In section III, “Entertainment,” the mosaic of Menander, Glykera, and Comedy from the House of Menander stands for theater, a gladiator’s helmet from Orvieto for the arena, and the Worcester and Honolulu pavements represent the hunt. A mosaic of a gaming board, and several actual game counters demonstrate the popularity of board games. Florent Heintz’s essay, “Magic Tablets and the Games at Antioch,” creates a rich and suggestive context for metal curse tablets from Antioch. Two were designed to lay low a greengrocer; another two, found in the hippodrome at Antioch and dating to the late fifth or early sixth century, were designed to overturn the horses of the Blue faction.

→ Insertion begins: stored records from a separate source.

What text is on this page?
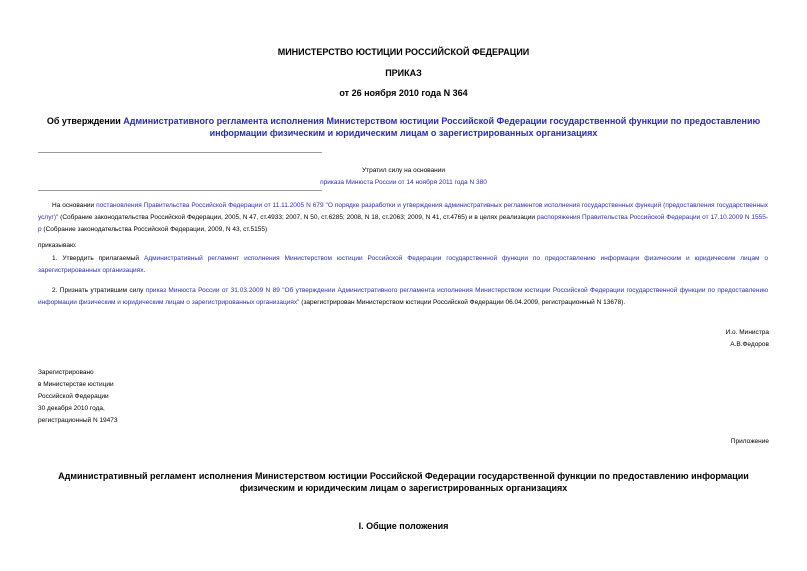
МИНИСТЕРСТВО ЮСТИЦИИ РОССИЙСКОЙ ФЕДЕРАЦИИ
ПРИКАЗ
от 26 ноября 2010 года N 364
Об утверждении Административного регламента исполнения Министерством юстиции Российской Федерации государственной функции по предоставлению информации физическим и юридическим лицам о зарегистрированных организациях
Утратил силу на основании
приказа Минюста России от 14 ноября 2011 года N 380
На основании постановления Правительства Российской Федерации от 11.11.2005 N 679 "О порядке разработки и утверждения административных регламентов исполнения государственных функций (предоставления государственных услуг)" (Собрание законодательства Российской Федерации, 2005, N 47, ст.4933; 2007, N 50, ст.6285; 2008, N 18, ст.2063; 2009, N 41, ст.4765) и в целях реализации распоряжения Правительства Российской Федерации от 17.10.2009 N 1555-р (Собрание законодательства Российской Федерации, 2009, N 43, ст.5155)
приказываю:
1. Утвердить прилагаемый Административный регламент исполнения Министерством юстиции Российской Федерации государственной функции по предоставлению информации физическим и юридическим лицам о зарегистрированных организациях.
2. Признать утратившим силу приказ Минюста России от 31.03.2009 N 89 "Об утверждении Административного регламента исполнения Министерством юстиции Российской Федерации государственной функции по предоставлению информации физическим и юридическим лицам о зарегистрированных организациях" (зарегистрирован Министерством юстиции Российской Федерации 06.04.2009, регистрационный N 13678).
И.о. Министра
А.В.Федоров
Зарегистрировано
в Министерстве юстиции
Российской Федерации
30 декабря 2010 года,
регистрационный N 19473
Приложение
Административный регламент исполнения Министерством юстиции Российской Федерации государственной функции по предоставлению информации физическим и юридическим лицам о зарегистрированных организациях
I. Общие положения
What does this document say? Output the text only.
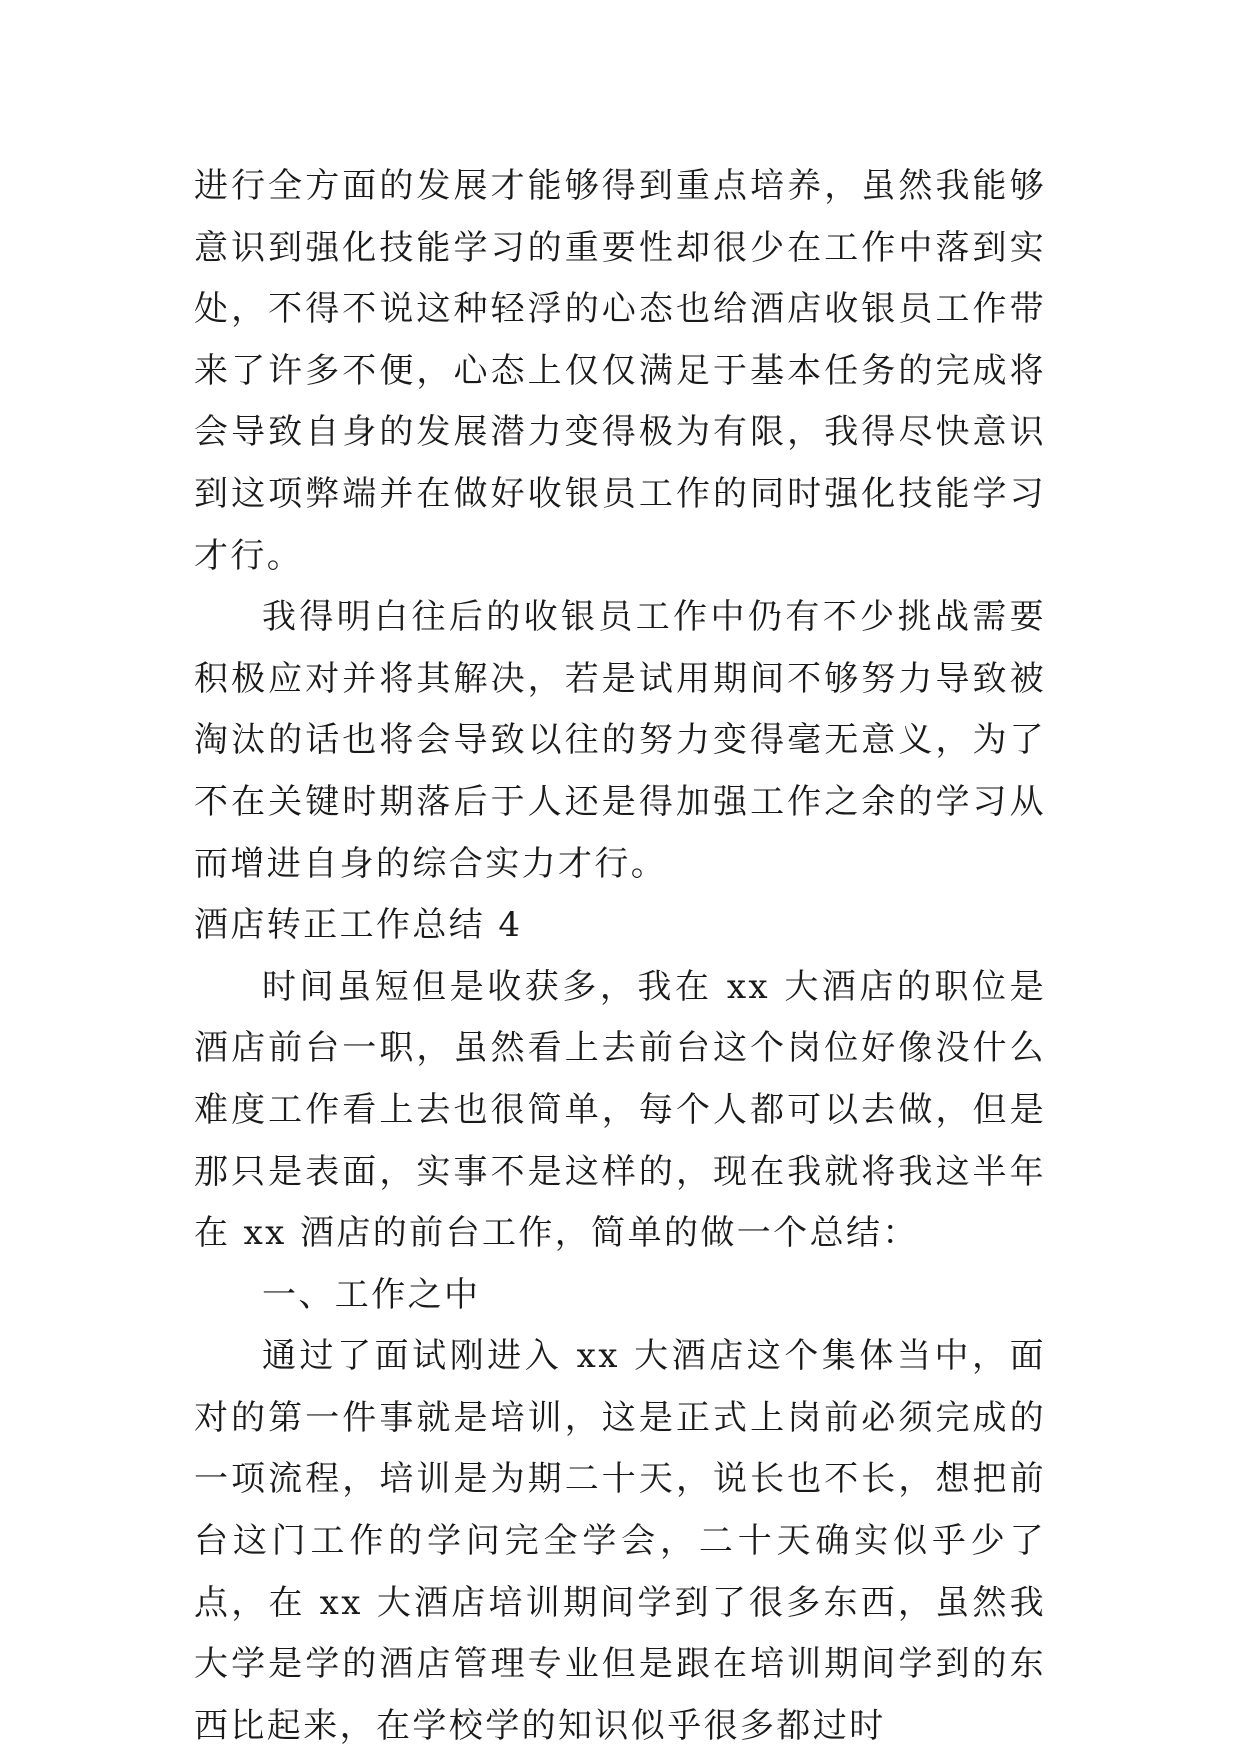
进行全方面的发展才能够得到重点培养，虽然我能够意识到强化技能学习的重要性却很少在工作中落到实处，不得不说这种轻浮的心态也给酒店收银员工作带来了许多不便，心态上仅仅满足于基本任务的完成将会导致自身的发展潜力变得极为有限，我得尽快意识到这项弊端并在做好收银员工作的同时强化技能学习才行。

我得明白往后的收银员工作中仍有不少挑战需要积极应对并将其解决，若是试用期间不够努力导致被淘汰的话也将会导致以往的努力变得毫无意义，为了不在关键时期落后于人还是得加强工作之余的学习从而增进自身的综合实力才行。

酒店转正工作总结 4

时间虽短但是收获多，我在 xx 大酒店的职位是酒店前台一职，虽然看上去前台这个岗位好像没什么难度工作看上去也很简单，每个人都可以去做，但是那只是表面，实事不是这样的，现在我就将我这半年在 xx 酒店的前台工作，简单的做一个总结：

一、工作之中

通过了面试刚进入 xx 大酒店这个集体当中，面对的第一件事就是培训，这是正式上岗前必须完成的一项流程，培训是为期二十天，说长也不长，想把前台这门工作的学问完全学会，二十天确实似乎少了点，在 xx 大酒店培训期间学到了很多东西，虽然我大学是学的酒店管理专业但是跟在培训期间学到的东西比起来，在学校学的知识似乎很多都过时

Section IV, “The Roman House,” showcases the pride of the exhibition, a recreation of the triclinium of the Atrium House and its adjacent nymphaeum, made possible by bringing together the five mosaics that paved the triclinium, dispersed among four museums. Sandra Knudsen’s essay, “Dining as a Fine Art: Tablewares of the Ancient Romans,” describes the culture of the Roman banquet by way of introducing the fascinating array of tableware gathered together for the exhibition. She errs in reporting that the Tomb of Vestorius Priscus at Pompeii had “masonry couches on which comfortable cushions could be arranged;” the tiny tomb is actually standing-room-only.4

In Section V, “Religions: Pagan, Jewish, Christian,” appears Sarolta A. Takács’ essay on pagan cults at Antioch, preparing the viewer for the many statuettes of pagan deities found in domestic contexts displayed in the exhibition. Three brief essays on the Church Building at Seleucia Pieria, by W. Eugene Kleinbauer, Susan Boyd, and Kondoleon amplify the Christian objects in the catalogue, accompanied by three fine computer reconstructions of the church by James Stanton-Abbott.

The catalogue concludes with a glossary, a bibliography, and a useful index.

Notes

1. George W. Elderkin, ed., Antioch-on-the-Orontes I: The Excavations of 1932 (Princeton, 1934); Richard Stillwell, ed., Antioch-on-the-Orontes II: The Excavations of 1933-1936 (Princeton, 1938); Richard Stillwell, ed., Antioch-on-the-Orontes III: The Excavations of 1937-1939 (Princeton, 1941).

2. Lisa Bek, Towards Paradise on Earth: Modern Space Conception in Architecture, Analecta roman Instituti danici, supplement 9 (Rome, 1980), 168-170; Franz Jung, “Gebaute Bilder,” Antike Kunst 27 (1984), 71-122; John R. Clarke, Houses of Roman Italy, 100 B.C-A.D. 250 (Berkeley, 1991), 17-23.

3. Jas Elsner, Art and the Roman Viewer (Cambridge, 1995), 74-87; Norman Bryson, Looking at the Overlooked: Four Essays on Still Life Painting (Cambridge, MA, 1990), 45; Irving Lavin, “The Antioch Hunting Mosaics and their Sources: A Study of the Compositional Principles in the Development of Early Medieval Art,” Dumbarton Oaks Papers 18 (1963): 8; John R. Clarke, Roman Black-and-White Figural Mosaics (New York, 1979), 5-7.

4. Stephan T. A. M. Mols and Eric M. Moormann, ” Ex parvo crevit : Proposta per una lettura iconografica della Tomba di Vestorius Priscus fuori Porta Vesuvio a Pompei,” Rivista di Studi Pompeiani 6 (1993-1994): 15-52.